Lorenzo Taiuti: I agree. Then tell me what of your works better explain this thought, what do you consider your best on…
Maurice Benayoun: That’s not an easy task because I think each work expresses and goes one step forward in my path. World Skin is the one most able to arouse the highest emotion, by maintaining a substantial coherence and explaining the contents’ goal. I like NeOrizon, especially in the version realized in China, as well as Watch Out and Cosmopolis. And I am satisfied too with my work on the mechanics of emotions, or by the gathering of the world’s moods then turned into visual schemes and objects.
Lorenzo Taiuti: In a few days, Open Art, a monograph on your work is going to be released. How much have you interfered with the book’s conception?
Maurice Benayoun: Well, Open Art has been conceived by others. It is a monograph dealing with all of my works. I just wanted it to include every feeling and emotion of each of the spectators who witnessed my works; this makes them clearer and more linked to human experience. My blog The Dump is instead my biography, containing every unfinished work and ideas. All of this testifies a tale full of ideas and projects, data banks and free access. A critic even said my blog was likely my most interesting work at all. I find that strange yet intriguing at the same time. It has been some times since my blog goes on and I have to admit it has become a full-fledged, composite work. Someone who participated to it, took even some elements from it and reused them. That’s how my blog has become an inspiring work, just as well as the ones I took my inspiration from in the past. Anyone is allowed to have access and “took” the ideas.
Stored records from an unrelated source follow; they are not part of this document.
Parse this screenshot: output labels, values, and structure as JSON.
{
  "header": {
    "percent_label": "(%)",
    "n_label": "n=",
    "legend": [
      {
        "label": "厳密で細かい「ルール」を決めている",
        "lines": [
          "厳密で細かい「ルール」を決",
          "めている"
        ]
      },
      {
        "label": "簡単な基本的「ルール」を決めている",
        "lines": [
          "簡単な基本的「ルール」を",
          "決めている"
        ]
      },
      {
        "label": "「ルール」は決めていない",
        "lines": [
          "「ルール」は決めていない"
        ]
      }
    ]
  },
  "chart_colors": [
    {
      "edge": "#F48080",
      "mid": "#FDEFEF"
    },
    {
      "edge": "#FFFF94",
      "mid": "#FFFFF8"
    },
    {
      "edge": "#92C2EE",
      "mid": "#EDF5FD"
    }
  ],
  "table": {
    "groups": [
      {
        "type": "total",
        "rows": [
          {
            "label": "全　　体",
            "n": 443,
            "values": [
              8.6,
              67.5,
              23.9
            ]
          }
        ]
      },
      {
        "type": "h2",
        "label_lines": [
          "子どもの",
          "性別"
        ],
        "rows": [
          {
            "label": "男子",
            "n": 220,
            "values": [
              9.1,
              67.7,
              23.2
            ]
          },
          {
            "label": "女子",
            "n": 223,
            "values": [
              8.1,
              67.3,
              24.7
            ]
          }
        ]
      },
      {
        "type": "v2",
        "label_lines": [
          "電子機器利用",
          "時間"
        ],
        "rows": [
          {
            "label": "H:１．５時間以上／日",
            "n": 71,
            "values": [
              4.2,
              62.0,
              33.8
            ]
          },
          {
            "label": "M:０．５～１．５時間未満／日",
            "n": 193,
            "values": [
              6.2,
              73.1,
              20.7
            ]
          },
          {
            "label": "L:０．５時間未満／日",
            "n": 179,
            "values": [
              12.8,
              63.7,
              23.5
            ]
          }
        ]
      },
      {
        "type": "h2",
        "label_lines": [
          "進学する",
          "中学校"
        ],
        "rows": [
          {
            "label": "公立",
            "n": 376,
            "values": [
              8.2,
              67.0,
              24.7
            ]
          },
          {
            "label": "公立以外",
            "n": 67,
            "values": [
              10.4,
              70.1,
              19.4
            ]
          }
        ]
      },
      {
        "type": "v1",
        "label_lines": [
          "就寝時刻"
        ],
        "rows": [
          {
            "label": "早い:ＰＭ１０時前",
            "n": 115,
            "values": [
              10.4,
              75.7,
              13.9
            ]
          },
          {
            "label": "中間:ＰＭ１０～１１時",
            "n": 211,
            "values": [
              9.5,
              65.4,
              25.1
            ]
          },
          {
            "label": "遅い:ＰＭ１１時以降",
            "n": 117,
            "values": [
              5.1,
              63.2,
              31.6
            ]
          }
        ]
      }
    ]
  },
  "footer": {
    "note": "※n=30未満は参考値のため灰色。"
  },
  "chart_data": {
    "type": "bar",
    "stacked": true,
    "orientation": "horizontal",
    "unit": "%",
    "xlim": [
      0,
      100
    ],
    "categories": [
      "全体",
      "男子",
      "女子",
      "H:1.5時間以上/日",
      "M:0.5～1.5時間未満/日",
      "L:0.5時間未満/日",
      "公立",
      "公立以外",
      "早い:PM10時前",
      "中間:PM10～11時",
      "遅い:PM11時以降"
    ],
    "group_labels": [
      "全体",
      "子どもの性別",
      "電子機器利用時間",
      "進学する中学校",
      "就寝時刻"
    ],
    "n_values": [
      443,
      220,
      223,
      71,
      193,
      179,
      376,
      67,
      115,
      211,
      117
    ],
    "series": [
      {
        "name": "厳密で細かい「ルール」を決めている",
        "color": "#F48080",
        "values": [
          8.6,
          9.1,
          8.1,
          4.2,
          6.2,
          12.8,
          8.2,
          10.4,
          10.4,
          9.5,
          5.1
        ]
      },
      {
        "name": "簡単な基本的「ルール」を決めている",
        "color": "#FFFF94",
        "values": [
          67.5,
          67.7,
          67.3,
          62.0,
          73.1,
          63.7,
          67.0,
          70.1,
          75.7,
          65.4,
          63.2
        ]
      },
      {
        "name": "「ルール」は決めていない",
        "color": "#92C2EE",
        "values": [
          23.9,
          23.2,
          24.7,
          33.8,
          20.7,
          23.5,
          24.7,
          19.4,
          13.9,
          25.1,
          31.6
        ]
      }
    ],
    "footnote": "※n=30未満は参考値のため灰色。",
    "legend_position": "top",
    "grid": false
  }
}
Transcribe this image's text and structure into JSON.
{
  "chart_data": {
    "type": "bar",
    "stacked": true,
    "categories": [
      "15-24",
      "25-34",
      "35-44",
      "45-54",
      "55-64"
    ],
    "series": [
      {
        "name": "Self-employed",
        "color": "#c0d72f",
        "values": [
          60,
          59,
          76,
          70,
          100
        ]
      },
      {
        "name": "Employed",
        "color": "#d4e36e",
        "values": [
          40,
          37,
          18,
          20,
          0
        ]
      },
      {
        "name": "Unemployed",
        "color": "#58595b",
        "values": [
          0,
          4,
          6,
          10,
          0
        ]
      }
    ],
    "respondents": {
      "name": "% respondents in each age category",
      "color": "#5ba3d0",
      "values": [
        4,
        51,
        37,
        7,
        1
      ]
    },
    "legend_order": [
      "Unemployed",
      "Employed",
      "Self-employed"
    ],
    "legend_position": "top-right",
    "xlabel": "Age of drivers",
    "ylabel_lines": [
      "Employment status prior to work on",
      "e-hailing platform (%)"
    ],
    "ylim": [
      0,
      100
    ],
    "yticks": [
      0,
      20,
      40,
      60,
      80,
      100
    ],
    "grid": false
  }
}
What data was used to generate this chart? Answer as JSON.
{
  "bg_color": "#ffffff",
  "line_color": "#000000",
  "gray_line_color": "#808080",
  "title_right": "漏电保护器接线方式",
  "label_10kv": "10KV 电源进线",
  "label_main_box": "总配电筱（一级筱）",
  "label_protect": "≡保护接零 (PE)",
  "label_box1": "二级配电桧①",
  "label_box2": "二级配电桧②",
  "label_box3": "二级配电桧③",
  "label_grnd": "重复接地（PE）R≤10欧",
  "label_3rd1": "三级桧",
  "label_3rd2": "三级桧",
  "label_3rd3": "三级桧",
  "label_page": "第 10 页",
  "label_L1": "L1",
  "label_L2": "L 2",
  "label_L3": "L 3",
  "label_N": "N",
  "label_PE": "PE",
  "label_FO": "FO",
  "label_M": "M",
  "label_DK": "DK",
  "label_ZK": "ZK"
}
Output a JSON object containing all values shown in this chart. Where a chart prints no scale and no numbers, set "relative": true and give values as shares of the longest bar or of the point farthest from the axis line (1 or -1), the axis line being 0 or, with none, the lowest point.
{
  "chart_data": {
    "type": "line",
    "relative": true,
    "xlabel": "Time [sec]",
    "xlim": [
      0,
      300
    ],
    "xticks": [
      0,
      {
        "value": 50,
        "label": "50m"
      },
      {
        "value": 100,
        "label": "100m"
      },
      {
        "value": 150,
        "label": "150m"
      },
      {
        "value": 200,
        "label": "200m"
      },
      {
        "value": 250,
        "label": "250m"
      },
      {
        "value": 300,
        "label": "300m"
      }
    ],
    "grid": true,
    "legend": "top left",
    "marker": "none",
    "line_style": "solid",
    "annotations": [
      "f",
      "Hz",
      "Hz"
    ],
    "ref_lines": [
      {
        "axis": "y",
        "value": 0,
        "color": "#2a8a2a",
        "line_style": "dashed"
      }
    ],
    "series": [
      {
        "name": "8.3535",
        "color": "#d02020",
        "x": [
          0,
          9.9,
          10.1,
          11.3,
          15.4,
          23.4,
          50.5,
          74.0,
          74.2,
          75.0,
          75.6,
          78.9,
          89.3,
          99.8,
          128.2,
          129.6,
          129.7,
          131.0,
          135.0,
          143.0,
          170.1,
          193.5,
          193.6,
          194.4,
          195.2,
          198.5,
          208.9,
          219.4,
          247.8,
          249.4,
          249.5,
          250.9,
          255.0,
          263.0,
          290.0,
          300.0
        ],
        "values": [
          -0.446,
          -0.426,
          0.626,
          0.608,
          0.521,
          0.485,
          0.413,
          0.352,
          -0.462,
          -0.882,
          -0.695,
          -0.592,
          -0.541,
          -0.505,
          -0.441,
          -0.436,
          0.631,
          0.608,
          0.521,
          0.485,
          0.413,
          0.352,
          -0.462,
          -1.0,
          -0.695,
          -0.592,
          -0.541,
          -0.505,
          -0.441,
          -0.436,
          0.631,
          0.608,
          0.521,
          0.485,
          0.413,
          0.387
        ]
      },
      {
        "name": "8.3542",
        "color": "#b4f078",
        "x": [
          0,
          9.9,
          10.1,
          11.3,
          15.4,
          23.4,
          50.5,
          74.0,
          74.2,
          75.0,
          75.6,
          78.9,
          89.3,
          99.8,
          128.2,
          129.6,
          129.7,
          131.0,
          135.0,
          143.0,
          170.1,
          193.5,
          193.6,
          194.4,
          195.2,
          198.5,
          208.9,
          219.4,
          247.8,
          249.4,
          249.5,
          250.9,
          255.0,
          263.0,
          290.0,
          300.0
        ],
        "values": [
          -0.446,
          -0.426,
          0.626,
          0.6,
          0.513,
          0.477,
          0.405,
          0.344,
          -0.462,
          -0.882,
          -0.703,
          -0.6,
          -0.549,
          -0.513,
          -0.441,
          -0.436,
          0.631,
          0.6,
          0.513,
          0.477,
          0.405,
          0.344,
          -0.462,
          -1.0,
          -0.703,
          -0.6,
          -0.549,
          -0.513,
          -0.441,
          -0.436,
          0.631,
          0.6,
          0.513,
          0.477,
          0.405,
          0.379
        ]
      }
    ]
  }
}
That’s what I like to call “transaction art”, passing from a person to another.
Then my blog became a text about art’s intentionality and ideas, and also searching for the reason why many of them do not become true. Moreover, it has explained the idea of artistic activity as a process of “re-digestion” of which came before. A Polish critic then used my blog as a stimulus for other artists, thus producing new works and exposing them into an exhibition by the blog’s name, and the subtitle Recycling of thoughts. By dealing with recycling, I utilized the photos of the exhibition for another work based on the same ones. As if to say: recycling, circulation and “transaction” of creativity.
Lorenzo Taiuti: Have you got some new project in mind? And where?
Maurice Benayoun: In Enghien les Bains an exhibition will be organized. There will be some new works of mine, along with photos and a perfume as well: White Cube, the smell that comes from the paint used to whitewash the gallery’s walls for each exhibition (the “White Cube”, the exposition space for modern art). It is the perfume characterizing contemporary art the better. The exhibition will contain interactive works, weird objects, conceptual operations, provocative works and web projects
Lorenzo Taiuti: Speaking of web projects, you often feel similar to artists like Chatonsky, who seems to work mostly on the net though. Did you work much on the net?
Maurice Benayoun: Yes, that’s right, I worked on the net as well. Two of these works have also been exposed in Australia. Moreover, some of my first digital works were made on the net. Besides, I do not like to be identified as a “web artist”, virtual reality artist and so on.
Lorenzo Taiuti: So don’t you believe in divisions among languages?
Maurice Benayoun: Yes, I do. There are some languages I am interested in and can be not so strictly technological. The period in which I was linked to technology the most was the Nineties, but in general I focus on dealing with the world and not on one technology only.